Our model will provides a cutting-edge distribution of inheritances among different age and income groups that reflects the behavior of Americans by using data in the Survey of Consumer Finances (SCF).

The results from our project were promising. Using the programming language Python, we gathered fifteen years of data from the Survey of Consumer Finances, a triennial survey conducted by the Federal Reserve, to more accurately determine which Americans receive inheritances. The results from our computation are exciting. Here is a graph depicting the distribution of inheritances, as a percentage of total inheritances, given among different age and income categories,where ability types one through seven are different income groups categorized using the following annual income amounts: 1: Under $15000, 2: $15000 – $24,999, 3: $25,000 – $49,999, 4: $50,000 – $74,999, 5: $75,000 – $99,999, 6: $100,000 – $250,000, 7: $250,000 or more.

Notice the peak located between ages 55 and 65 on Illustration 1. This is consistent with other literature that analyzes only the relationship between age groups and rates of inheritance reception.

With the data gathered, we used a Multivariate Kernel Density Estimator to approximate a smoothed distribution of inheritances among these different age and income groups. The fitted result is seen in Illustration 2.

With this smooth fitted kernel we can use this distribution with any model specifications. For example, if a model calls for only two income groups and two age groups, we can alter the distribution to portray how inheritances are distributed among those specified age and income groups.

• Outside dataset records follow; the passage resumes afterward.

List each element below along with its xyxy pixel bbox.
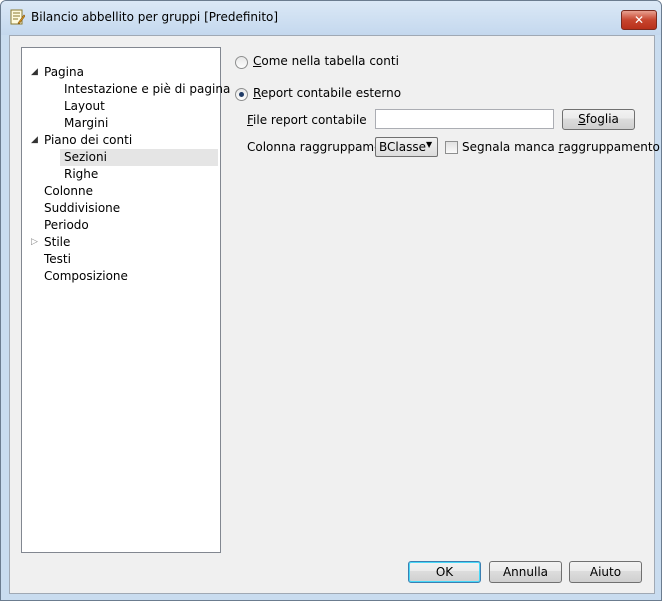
dialog-window: Bilancio abbellito per gruppi [Predefini…	[0, 0, 662, 601]
tree-item-suddivisione[interactable]: Suddivisione	[44, 200, 120, 217]
label-text: ome nella tabella conti	[261, 54, 399, 68]
tree-item-layout[interactable]: Layout	[64, 98, 105, 115]
tree-item-label: Composizione	[44, 269, 128, 283]
tree-item-colonne[interactable]: Colonne	[44, 183, 93, 200]
tree-item-sezioni[interactable]: Sezioni	[60, 149, 218, 166]
tree-item-label: Righe	[64, 167, 99, 181]
triangle-expanded-icon[interactable]: ◢	[31, 136, 40, 145]
tree-item-label: Colonne	[44, 184, 93, 198]
button-label: foglia	[585, 112, 619, 126]
tree-item-label: Periodo	[44, 218, 89, 232]
dialog-client-area: ◢ Pagina Intestazione e piè di pagina La…	[9, 35, 660, 594]
cancel-button[interactable]: Annulla	[489, 561, 562, 583]
browse-button[interactable]: Sfoglia	[562, 109, 635, 130]
radio-report-esterno[interactable]	[235, 88, 248, 101]
ok-button[interactable]: OK	[408, 561, 481, 583]
label-text: aggruppamento	[563, 140, 660, 154]
triangle-expanded-icon[interactable]: ◢	[31, 68, 40, 77]
radio-selected-dot	[239, 92, 244, 97]
triangle-collapsed-icon[interactable]: ▷	[31, 238, 40, 247]
mnemonic-letter: S	[578, 112, 586, 126]
missing-group-label[interactable]: Segnala manca raggruppamento	[462, 140, 660, 154]
tree-item-label: Margini	[64, 116, 109, 130]
settings-tree[interactable]: ◢ Pagina Intestazione e piè di pagina La…	[21, 47, 230, 553]
window-title: Bilancio abbellito per gruppi [Predefini…	[31, 10, 279, 24]
close-icon: ✕	[633, 13, 645, 27]
help-button[interactable]: Aiuto	[569, 561, 642, 583]
tree-item-label: Suddivisione	[44, 201, 121, 215]
select-value: BClasse	[379, 140, 426, 154]
label-text: Segnala manca	[462, 140, 559, 154]
tree-item-piano-dei-conti[interactable]: Piano dei conti	[44, 132, 132, 149]
tree-item-label: Piano dei conti	[44, 133, 133, 147]
tree-item-label: Sezioni	[64, 150, 107, 164]
title-bar[interactable]: Bilancio abbellito per gruppi [Predefini…	[1, 1, 661, 35]
group-column-select[interactable]: BClasse ▼	[375, 137, 438, 157]
tree-item-stile[interactable]: Stile	[44, 234, 70, 251]
tree-item-periodo[interactable]: Periodo	[44, 217, 89, 234]
tree-item-label: Pagina	[44, 65, 84, 79]
mnemonic-letter: R	[253, 86, 261, 100]
radio-come-tabella-conti[interactable]	[235, 56, 248, 69]
label-text: eport contabile esterno	[260, 86, 402, 100]
tree-item-intestazione[interactable]: Intestazione e piè di pagina	[64, 81, 230, 98]
missing-group-checkbox[interactable]	[445, 141, 458, 154]
tree-item-label: Testi	[44, 252, 71, 266]
tree-item-testi[interactable]: Testi	[44, 251, 71, 268]
tree-item-margini[interactable]: Margini	[64, 115, 108, 132]
file-report-label: File report contabile	[247, 113, 367, 127]
file-report-input[interactable]	[375, 109, 554, 129]
tree-item-pagina[interactable]: Pagina	[44, 64, 84, 81]
tree-item-label: Stile	[44, 235, 71, 249]
tree-item-composizione[interactable]: Composizione	[44, 268, 128, 285]
tree-item-label: Intestazione e piè di pagina	[64, 82, 231, 96]
tree-item-label: Layout	[64, 99, 105, 113]
label-text: ile report contabile	[253, 113, 367, 127]
radio-come-tabella-conti-label[interactable]: Come nella tabella conti	[253, 54, 399, 68]
close-button[interactable]: ✕	[621, 10, 657, 30]
report-edit-icon	[10, 9, 25, 25]
radio-report-esterno-label[interactable]: Report contabile esterno	[253, 86, 401, 100]
dropdown-arrow-icon: ▼	[426, 140, 433, 149]
tree-item-righe[interactable]: Righe	[64, 166, 98, 183]
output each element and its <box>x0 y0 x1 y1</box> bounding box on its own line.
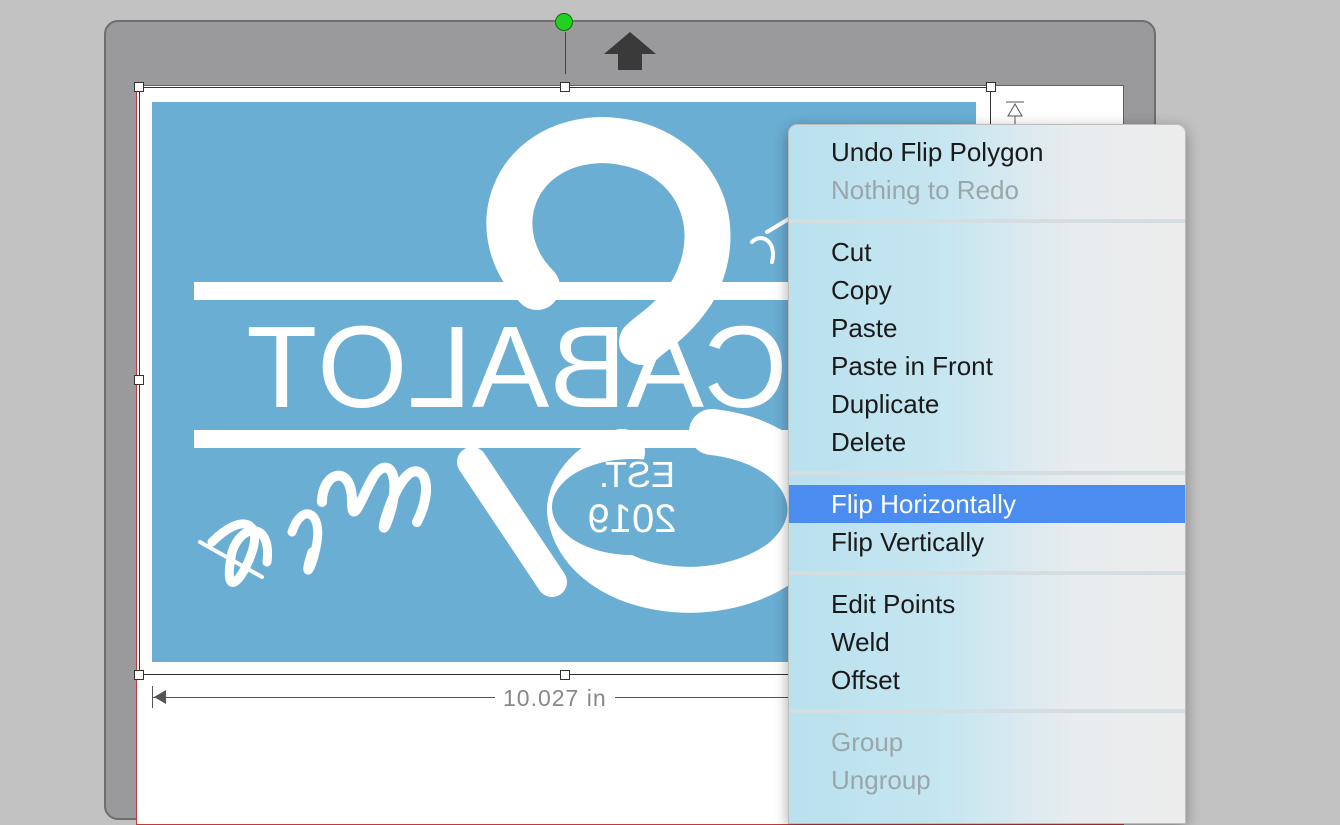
menu-item-ungroup: Ungroup <box>831 765 931 795</box>
resize-handle-middle-left[interactable] <box>134 375 144 385</box>
script-flourish <box>750 215 794 264</box>
menu-item-edit-points[interactable]: Edit Points <box>789 585 1185 623</box>
width-dimension-line <box>153 697 793 698</box>
context-menu: Undo Flip Polygon Nothing to Redo Cut Co… <box>788 124 1186 824</box>
resize-handle-top-left[interactable] <box>134 82 144 92</box>
script-lettering-3 <box>317 462 432 533</box>
resize-handle-bottom-center[interactable] <box>560 670 570 680</box>
resize-handle-top-right[interactable] <box>986 82 996 92</box>
design-year-text: 2019 <box>588 497 677 541</box>
menu-item-flip-horizontally[interactable]: Flip Horizontally <box>789 485 1185 523</box>
menu-item-weld[interactable]: Weld <box>789 623 1185 661</box>
rotation-handle-line <box>565 32 566 74</box>
resize-handle-top-center[interactable] <box>560 82 570 92</box>
menu-item-cut[interactable]: Cut <box>789 233 1185 271</box>
resize-handle-bottom-left[interactable] <box>134 670 144 680</box>
height-dimension-arrow-icon <box>1006 101 1024 124</box>
rotate-handle[interactable] <box>555 13 573 31</box>
menu-separator <box>789 471 1185 475</box>
menu-item-undo[interactable]: Undo Flip Polygon <box>789 133 1185 171</box>
menu-item-group: Group <box>831 727 904 757</box>
menu-item-offset[interactable]: Offset <box>789 661 1185 699</box>
design-name-text: CABALOT <box>246 302 787 432</box>
menu-item-paste[interactable]: Paste <box>789 309 1185 347</box>
menu-item-duplicate[interactable]: Duplicate <box>789 385 1185 423</box>
ampersand-tail <box>457 447 567 597</box>
width-dimension-tick <box>152 686 153 708</box>
menu-separator <box>789 709 1185 713</box>
menu-item-delete[interactable]: Delete <box>789 423 1185 461</box>
menu-separator <box>789 219 1185 223</box>
menu-separator <box>789 571 1185 575</box>
menu-item-copy[interactable]: Copy <box>789 271 1185 309</box>
menu-item-flip-vertically[interactable]: Flip Vertically <box>789 523 1185 561</box>
top-bar <box>194 282 844 300</box>
width-dimension-arrow-icon <box>154 690 166 704</box>
menu-item-redo: Nothing to Redo <box>831 175 1019 205</box>
width-dimension-label: 10.027 in <box>495 685 615 712</box>
menu-item-paste-in-front[interactable]: Paste in Front <box>789 347 1185 385</box>
design-est-text: EST. <box>599 454 675 495</box>
feed-direction-arrow-icon <box>604 32 656 70</box>
script-lettering-2 <box>287 509 323 575</box>
bottom-bar <box>194 430 844 448</box>
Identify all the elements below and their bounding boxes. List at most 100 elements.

After fitting this distributional form, we put the distribution into the model proposed by Jason Debacker et al. in his paper Dynamic General Equilibrium Tax Scoring Model. By plugging our data-driven distribution of bequests into their model, we were able to more accurately predict the effect that inheritances have on wealth inequality.

By applying this accurate and flexible distribution of inheritances to dynamic macroeconomic models, we can better predict the effects that inheritances have on wealth inequality. These predictions can have substantial policy implications as we can see how certain policy changes, like changing the estate tax, will affect the distribution of wealth.